California’s Attorney General Has A Plan To Take On Police Violence


When California Attorney General Kamala Harris was sworn in for her second term on Monday, she announced plans to address excessive use of force and continue the dialogue about policing tactics. Harris hopes to ease the tension between police officers and the general public, as other attorney generals stay silent on the issue of police conduct.

During her inaugural speech, Harris outlined her plan to investigate how the state’s Department of Justice conducts training on bias and use of force. Specifically, the state’s Division of Law Enforcement has been asked to produce a thorough report of special agent training.

The attorney general also committed to talking with law enforcement and the communities they serve, in order to address the tensions between them. “The work to build trust with the communities we are sworn to protect never ends. Trust is a reciprocal relationship. We must acknowledge that too many have felt the sting of injustice,” she said. “As a career prosecutor, I have always known one central truth: the public and law enforcement need each other to keep our communities safe.”

In light of numerous police killings of unarmed civilians last year, which disproportionately impacted mentally ill persons and people of color, Harris’ remarks seem hopeful. However, tied in with national demands for a reduced use of force are calls for independent prosecutors to review incidents of police brutality, which Harris does not endorse.

“I don’t think it would be good public policy to take the discretion from elected district attorneys,” she expressed last month. “I don’t think there’s an inherent conflict. … Where there are abuses, we have designed the system to address them.”

Most officers are not charged, let alone convicted in excessive force cases, and prosecutors have a far-reaching hand in those trials. Many believe there are conflicts of interest when local prosecutors, like Robert McCulloch in St. Louis who oversaw the grand jury review of Darren Wilson, are involved in the investigation of officers they work with on a daily basis and lean on for re-election.
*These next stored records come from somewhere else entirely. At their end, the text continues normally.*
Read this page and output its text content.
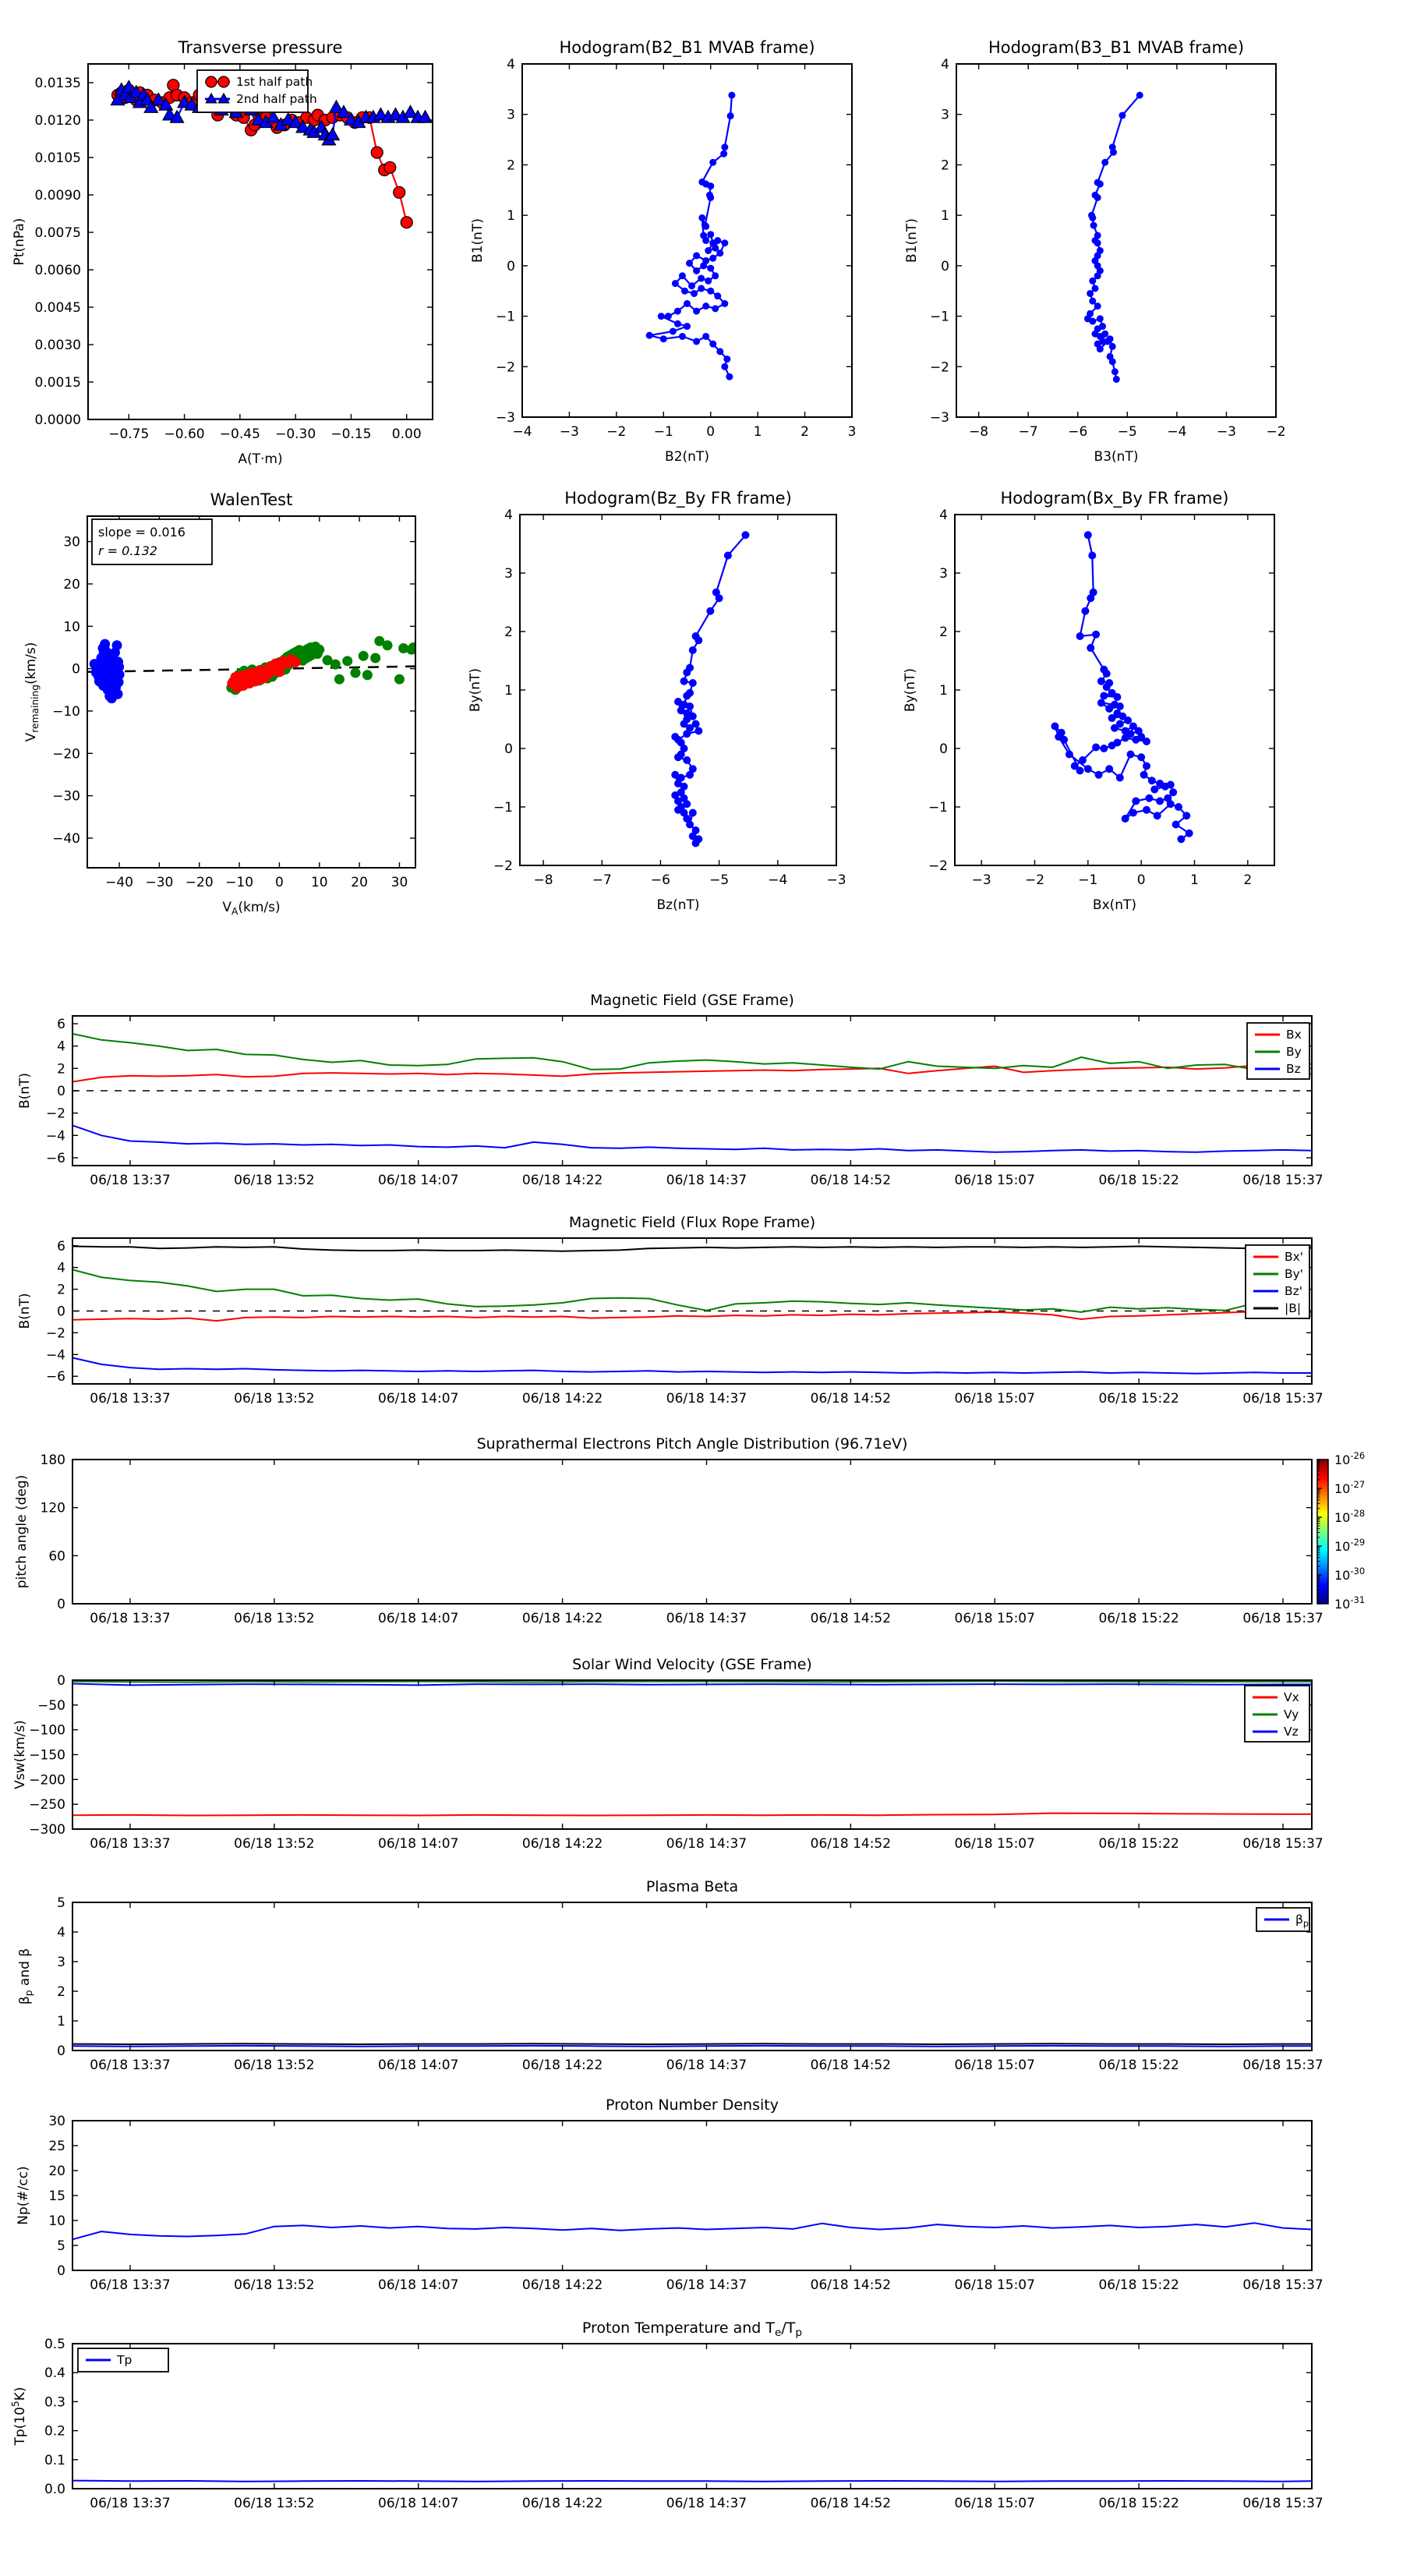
−0.75 −0.60 −0.45 −0.30 −0.15 0.00
0.0000
0.0015
0.0030
0.0045
0.0060
0.0075
0.0090
0.0105
0.0120
0.0135
Transverse pressure
A(T·m)
Pt(nPa)
1st half path
2nd half path
−4 −3 −2 −1 0	1	2	3
−3
−2
−1
0
1
2
3
4
Hodogram(B2_B1 MVAB frame)
B2(nT)
B1(nT)
−8 −7 −6 −5 −4 −3 −2
−3
−2
−1
0
1
2
3
4
Hodogram(B3_B1 MVAB frame)
B3(nT)
B1(nT)
−40 −30 −20 −10 0 10 20 30
−40
−30
−20
−10
0
10
20
30
WalenTest
$V_A(km/s)$
$V_{remaining}(km/s)$
slope = 0.016
r = 0.132
−8	−7	−6	−5	−4	−3
−2
−1
0
1
2
3
4
Hodogram(Bz_By FR frame)
Bz(nT)
By(nT)
−3	−2	−1	0	1	2
−2
−1
0
1
2
3
4
Hodogram(Bx_By FR frame)
Bx(nT)
By(nT)
06/18 13:37	06/18 13:52	06/18 14:07	06/18 14:22	06/18 14:37	06/18 14:52	06/18 15:07	06/18 15:22	06/18 15:37
−6
−4
−2
0
2
4
6
Magnetic Field (GSE Frame)
B(nT)
Bx
By
Bz
06/18 13:37	06/18 13:52	06/18 14:07	06/18 14:22	06/18 14:37	06/18 14:52	06/18 15:07	06/18 15:22	06/18 15:37
−6
−4
−2
0
2
4
6
Magnetic Field (Flux Rope Frame)
B(nT)
Bx'
By'
Bz'
|B|
06/18 13:37	06/18 13:52	06/18 14:07	06/18 14:22	06/18 14:37	06/18 14:52	06/18 15:07	06/18 15:22	06/18 15:37
0
60
120
180
Suprathermal Electrons Pitch Angle Distribution (96.71eV)
pitch angle (deg)
$10^{-26}$
$10^{-27}$
$10^{-28}$
$10^{-29}$
$10^{-30}$
$10^{-31}$
06/18 13:37	06/18 13:52	06/18 14:07	06/18 14:22	06/18 14:37	06/18 14:52	06/18 15:07	06/18 15:22	06/18 15:37
0
−50
−100
−150
−200
−250
−300
Solar Wind Velocity (GSE Frame)
Vsw(km/s)
Vx
Vy
Vz
06/18 13:37	06/18 13:52	06/18 14:07	06/18 14:22	06/18 14:37	06/18 14:52	06/18 15:07	06/18 15:22	06/18 15:37
0
1
2
3
4
5
Plasma Beta
$\beta_p$ and β
$\beta_p$
06/18 13:37	06/18 13:52	06/18 14:07	06/18 14:22	06/18 14:37	06/18 14:52	06/18 15:07	06/18 15:22	06/18 15:37
0
5
10
15
20
25
30
Proton Number Density
Np(#/cc)
06/18 13:37	06/18 13:52	06/18 14:07	06/18 14:22	06/18 14:37	06/18 14:52	06/18 15:07	06/18 15:22	06/18 15:37
0.0
0.1
0.2
0.3
0.4
0.5
Proton Temperature and $T_e/T_p$
$Tp(10^5K)$
Tp
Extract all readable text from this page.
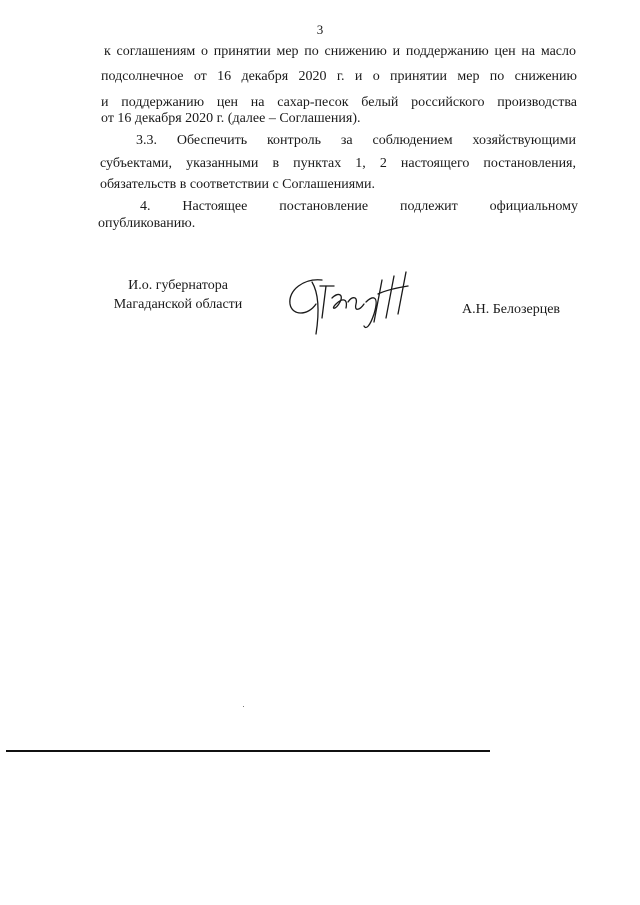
3
к соглашениям о принятии мер по снижению и поддержанию цен на масло
подсолнечное от 16 декабря 2020 г. и о принятии мер по снижению
и поддержанию цен на сахар-песок белый российского производства
от 16 декабря 2020 г. (далее – Соглашения).
3.3. Обеспечить контроль за соблюдением хозяйствующими
субъектами, указанными в пунктах 1, 2 настоящего постановления,
обязательств в соответствии с Соглашениями.
4. Настоящее постановление подлежит официальному
опубликованию.
И.о. губернатора
Магаданской области	А.Н. Белозерцев
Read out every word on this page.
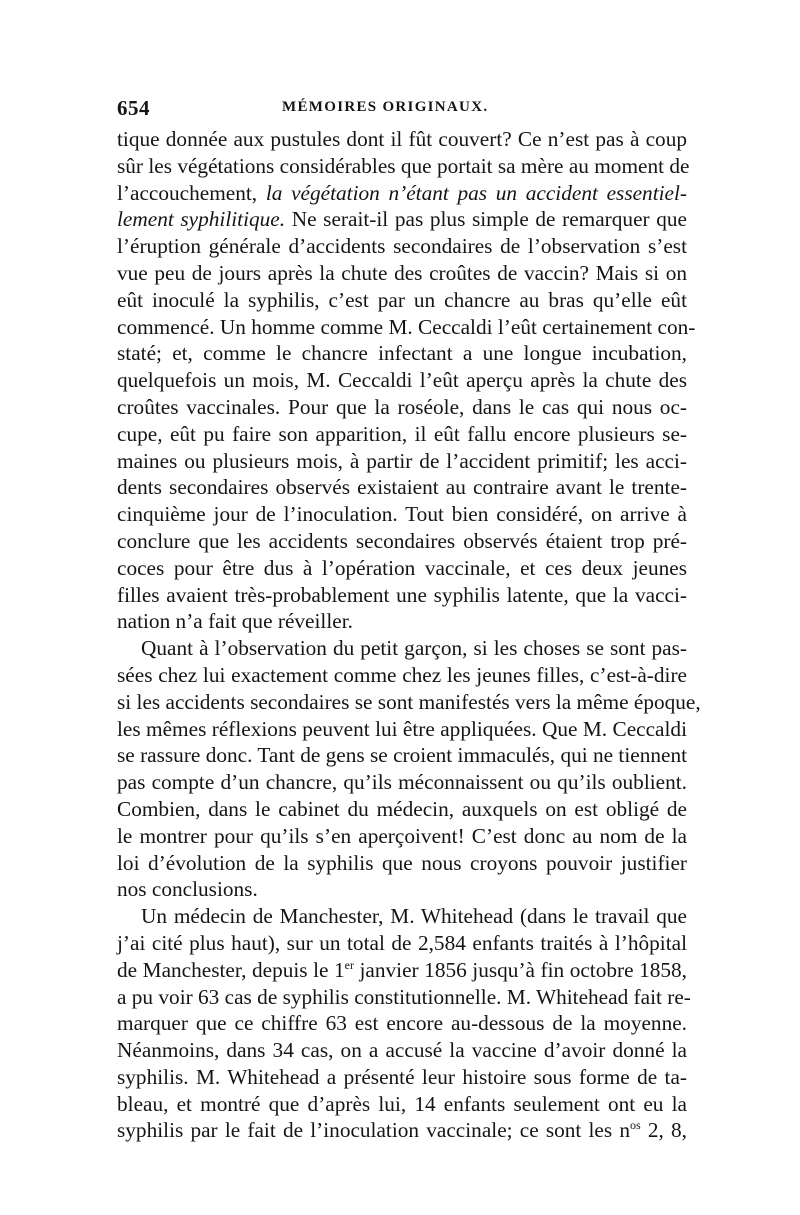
654	MÉMOIRES ORIGINAUX.
tique donnée aux pustules dont il fût couvert? Ce n’est pas à coup
sûr les végétations considérables que portait sa mère au moment de
l’accouchement, la végétation n’étant pas un accident essentiel-
lement syphilitique. Ne serait-il pas plus simple de remarquer que
l’éruption générale d’accidents secondaires de l’observation s’est
vue peu de jours après la chute des croûtes de vaccin? Mais si on
eût inoculé la syphilis, c’est par un chancre au bras qu’elle eût
commencé. Un homme comme M. Ceccaldi l’eût certainement con-
staté; et, comme le chancre infectant a une longue incubation,
quelquefois un mois, M. Ceccaldi l’eût aperçu après la chute des
croûtes vaccinales. Pour que la roséole, dans le cas qui nous oc-
cupe, eût pu faire son apparition, il eût fallu encore plusieurs se-
maines ou plusieurs mois, à partir de l’accident primitif; les acci-
dents secondaires observés existaient au contraire avant le trente-
cinquième jour de l’inoculation. Tout bien considéré, on arrive à
conclure que les accidents secondaires observés étaient trop pré-
coces pour être dus à l’opération vaccinale, et ces deux jeunes
filles avaient très-probablement une syphilis latente, que la vacci-
nation n’a fait que réveiller.
Quant à l’observation du petit garçon, si les choses se sont pas-
sées chez lui exactement comme chez les jeunes filles, c’est-à-dire
si les accidents secondaires se sont manifestés vers la même époque,
les mêmes réflexions peuvent lui être appliquées. Que M. Ceccaldi
se rassure donc. Tant de gens se croient immaculés, qui ne tiennent
pas compte d’un chancre, qu’ils méconnaissent ou qu’ils oublient.
Combien, dans le cabinet du médecin, auxquels on est obligé de
le montrer pour qu’ils s’en aperçoivent! C’est donc au nom de la
loi d’évolution de la syphilis que nous croyons pouvoir justifier
nos conclusions.
Un médecin de Manchester, M. Whitehead (dans le travail que
j’ai cité plus haut), sur un total de 2,584 enfants traités à l’hôpital
de Manchester, depuis le 1er janvier 1856 jusqu’à fin octobre 1858,
a pu voir 63 cas de syphilis constitutionnelle. M. Whitehead fait re-
marquer que ce chiffre 63 est encore au-dessous de la moyenne.
Néanmoins, dans 34 cas, on a accusé la vaccine d’avoir donné la
syphilis. M. Whitehead a présenté leur histoire sous forme de ta-
bleau, et montré que d’après lui, 14 enfants seulement ont eu la
syphilis par le fait de l’inoculation vaccinale; ce sont les $n^{os}$ 2, 8,
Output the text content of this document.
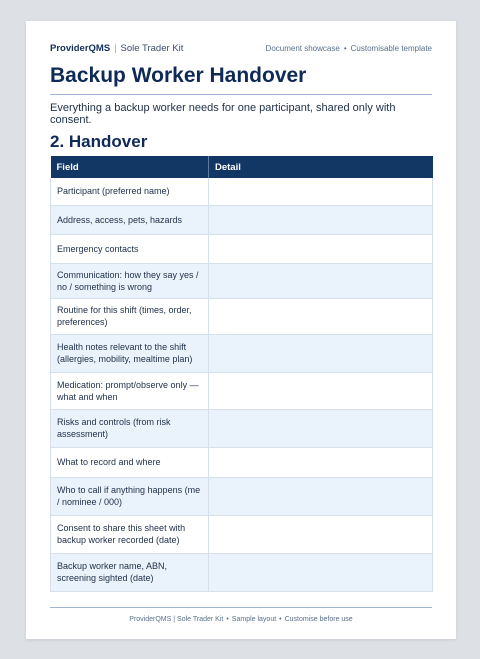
ProviderQMS | Sole Trader Kit	Document showcase • Customisable template
Backup Worker Handover

Everything a backup worker needs for one participant, shared only with consent.

2. Handover
Field	Detail
Participant (preferred name)	
Address, access, pets, hazards	
Emergency contacts	
Communication: how they say yes / no / something is wrong	
Routine for this shift (times, order, preferences)	
Health notes relevant to the shift (allergies, mobility, mealtime plan)	
Medication: prompt/observe only — what and when	
Risks and controls (from risk assessment)	
What to record and where	
Who to call if anything happens (me / nominee / 000)	
Consent to share this sheet with backup worker recorded (date)	
Backup worker name, ABN, screening sighted (date)	
ProviderQMS | Sole Trader Kit • Sample layout • Customise before use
So if the way indictments and prosecutions are conducted is not reformed, a commitment to addressing excessive force cases may not actually lead to the reforms people want. Still, it remains to be seen if and how Harris will address the deaths of Ezell Ford and Omar Abrego, who were killed by police in Los Angeles. Local police say they are still investigating the cases in the face of community protest. And the autopsy in Ford’s case dubs it a homicide. People have petitioned the attorney general to either appoint a special prosecutor to investigate their cases or press charges herself.